Study design: In this prospective observational study, we report the hemodynamic effects of intravenous caffeine administration in a population of premature infants who received caffeine to correct or prevent apnea of prematurity.
Methods: Hemodynamic effects of caffeine were determined in 31 infants. Stroke volume was measured via echocardiogram, using velocity time integral at the aortic root diameter. Statistically univariate analyses were performed parametrically using paired t-test and nonparametrically (sign test). Multivariate linear regression models were used to identify subgroup covariate effects.
Results: After intravenous caffeine, cardiac index increased in 31 of 31 trials, by an average of 14.6+/-16.3% (s.d.); stroke volume increased in 24 of 31 trials, by 7.8+/-12.2%; heart rate increased in 28 of 31 trials by 7.7+/-7.2 beats per min; and blood pressure increased in 25 of 31 trials, by 4.1+/-5.8 mm Hg (all P<0.001).
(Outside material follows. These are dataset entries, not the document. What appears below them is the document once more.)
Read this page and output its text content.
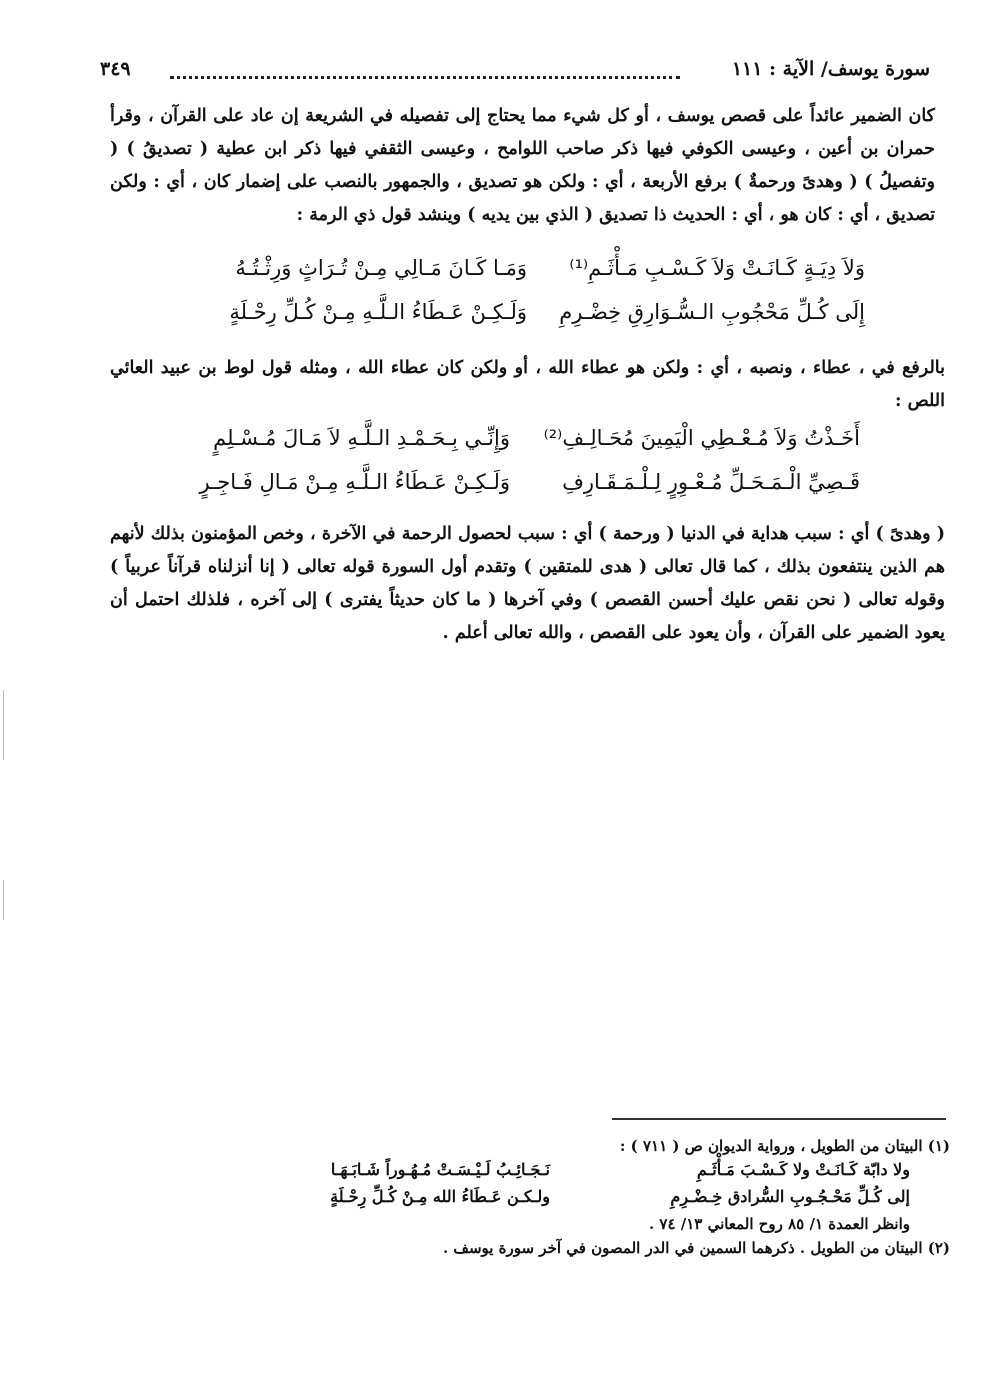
سورة يوسف/ الآية : ١١١
٣٤٩
كان الضمير عائداً على قصص يوسف ، أو كل شيء مما يحتاج إلى تفصيله في الشريعة إن عاد على القرآن ، وقرأ حمران بن أعين ، وعيسى الكوفي فيها ذكر صاحب اللوامح ، وعيسى الثقفي فيها ذكر ابن عطية ( تصديقُ ) ( وتفصيلُ ) ( وهدىً ورحمةٌ ) برفع الأربعة ، أي : ولكن هو تصديق ، والجمهور بالنصب على إضمار كان ، أي : ولكن تصديق ، أي : كان هو ، أي : الحديث ذا تصديق ( الذي بين يديه ) وينشد قول ذي الرمة :
وَلاَ دِيَـةٍ كَـانَـتْ وَلاَ كَـسْـبِ مَـأْثَـمِ⁽¹⁾
وَمَـا كَـانَ مَـالِي مِـنْ تُـرَاثٍ وَرِثْـتُـهُ
إِلَى كُـلِّ مَحْجُوبِ الـسُّـوَارِقِ خِضْـرِمِ
وَلَـكِـنْ عَـطَاءُ الـلَّـهِ مِـنْ كُـلِّ رِحْـلَةٍ
بالرفع في ، عطاء ، ونصبه ، أي : ولكن هو عطاء الله ، أو ولكن كان عطاء الله ، ومثله قول لوط بن عبيد العائي اللص :
أَخَـذْتُ وَلاَ مُـعْـطِي الْيَمِينَ مُحَـالِـفِ⁽²⁾
وَإِنِّـي بِـحَـمْـدِ الـلَّـهِ لاَ مَـالَ مُـسْـلِمٍ
قَـصِيِّ الْـمَـحَـلِّ مُـعْـوِرٍ لِـلْـمَـقَـارِفِ
وَلَـكِـنْ عَـطَاءُ الـلَّـهِ مِـنْ مَـالِ فَـاجِـرٍ
( وهدىً ) أي : سبب هداية في الدنيا ( ورحمة ) أي : سبب لحصول الرحمة في الآخرة ، وخص المؤمنون بذلك لأنهم هم الذين ينتفعون بذلك ، كما قال تعالى ( هدى للمتقين ) وتقدم أول السورة قوله تعالى ( إنا أنزلناه قرآناً عربياً ) وقوله تعالى ( نحن نقص عليك أحسن القصص ) وفي آخرها ( ما كان حديثاً يفترى ) إلى آخره ، فلذلك احتمل أن يعود الضمير على القرآن ، وأن يعود على القصص ، والله تعالى أعلم .
(١) البيتان من الطويل ، ورواية الديوان ص ( ٧١١ ) :
ولا دابّة كَـانَـتْ ولا كَـسْـبَ مَـأْثَـمِ
نَـجَـائِـبُ لَـيْـسَـتْ مُـهُـوراً شَـابَـهَـا
إلى كُـلِّ مَحْـجُـوبِ السُّرادق خِـضْـرِمِ
ولـكـن عَـطَاءُ الله مِـنْ كُـلِّ رِحْـلَةٍ
وانظر العمدة ١/ ٨٥ روح المعاني ١٣/ ٧٤ .
(٢) البيتان من الطويل . ذكرهما السمين في الدر المصون في آخر سورة يوسف .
Multivariate linear regression revealed no significant effect of dose, birth weight, gestational age or postnatal age.
Conclusions: Intravenous caffeine consistently increases cardiac output and blood pressure in relatively stable premature infants, when given to treat or prevent apnea of prematurity. We speculate that there may be a role for caffeine in the hemodynamic treatment of hypotensive/hypoperfused infants.